4. Identifying conserved sORFs using PhyloCSF Track Data
5. Viewing homologous regions in other genomes
6. Generating multi-species sequence alignments for microproteins of interest
Here we will use the validated microprotein mitoregulin (Mtln) as an example to demonstrate how a conserved sORF will generate a positive PhyloCSF score that can be easily visualized and analyzed on the UCSC Genome Browser. Mitoregulin was previously annotated as a noncoding RNA (formerly human gene ID LINC00116 and mouse gene ID 1500011K16Rik). Comparative genomics and sequence conservation analysis methods played a critical role in its initial discovery40,57,58,59,60,61, highlighting the strength of these methods. For this example, the mouse GRCm38/mm10 (Dec. 2011) assembly will be used. The search can be performed using the gene identifiers (mitoregulin, Mtln) or the gene position (chr2:127,791,364-127,792,496) as described in protocol section 2. Alternatively, the amino acid sequence for mitoregulin (shown in Figure 2) can be searched using the BLAT tool (described in protocol section 3).

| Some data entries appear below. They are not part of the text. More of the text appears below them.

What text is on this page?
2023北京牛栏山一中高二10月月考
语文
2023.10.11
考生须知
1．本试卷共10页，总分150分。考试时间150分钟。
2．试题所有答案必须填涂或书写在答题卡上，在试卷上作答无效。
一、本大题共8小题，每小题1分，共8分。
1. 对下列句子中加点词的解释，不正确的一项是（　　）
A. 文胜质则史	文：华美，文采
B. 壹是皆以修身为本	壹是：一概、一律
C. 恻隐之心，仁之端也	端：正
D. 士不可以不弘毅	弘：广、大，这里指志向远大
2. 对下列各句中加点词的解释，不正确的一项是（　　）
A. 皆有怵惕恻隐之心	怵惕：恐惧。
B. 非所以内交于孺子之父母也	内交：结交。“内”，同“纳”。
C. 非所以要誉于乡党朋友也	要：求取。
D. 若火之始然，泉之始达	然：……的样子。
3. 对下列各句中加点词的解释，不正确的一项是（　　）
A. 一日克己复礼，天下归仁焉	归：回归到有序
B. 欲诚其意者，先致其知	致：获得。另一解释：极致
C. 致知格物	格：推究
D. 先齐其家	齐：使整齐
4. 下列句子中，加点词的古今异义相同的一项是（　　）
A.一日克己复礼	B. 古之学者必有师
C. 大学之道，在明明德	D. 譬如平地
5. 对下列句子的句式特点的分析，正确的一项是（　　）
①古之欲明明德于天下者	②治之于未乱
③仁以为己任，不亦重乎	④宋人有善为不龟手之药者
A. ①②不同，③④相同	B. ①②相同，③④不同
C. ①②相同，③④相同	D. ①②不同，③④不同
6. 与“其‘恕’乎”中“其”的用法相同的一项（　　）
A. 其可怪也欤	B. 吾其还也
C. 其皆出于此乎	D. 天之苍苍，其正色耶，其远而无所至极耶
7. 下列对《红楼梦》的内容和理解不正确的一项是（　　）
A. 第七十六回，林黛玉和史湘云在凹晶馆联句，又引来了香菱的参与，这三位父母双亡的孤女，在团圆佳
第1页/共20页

A screen similar to the one depicted in Figure 1A will appear with the PhyloCSF Track Hub visible at the top of the screen. The Smoothed PhyloCSF tracks (smoothed with a hidden Markov model defining a probability that each codon is coding) are depicted as six total tracks, with three tracks corresponding to the plus strand of DNA (depicted in green as PhyloCSF +1, +2 and +3) and three tracks corresponding to the minus strand of DNA (depicted in red as PhyloCSF -1, -2 and -3). These tracks represent the three potential reading frames for the gene of interest in each direction. On the browser window, exons are depicted as blue rectangles connected by thin blue horizontal lines, which represent the introns. The arrowheads on the intronic regions indicate which direction the gene is transcribed in (and thus, which strand to focus on for the PhyloCSF score). For the example of Mtln de Figure 1, the intronic arrowheads are pointing to the left. Therefore, the Mtln gene is transcribed from the minus strand of DNA, and the relevant PhyloCSF score is depicted in the -1, -2, and -3 tracks (in red).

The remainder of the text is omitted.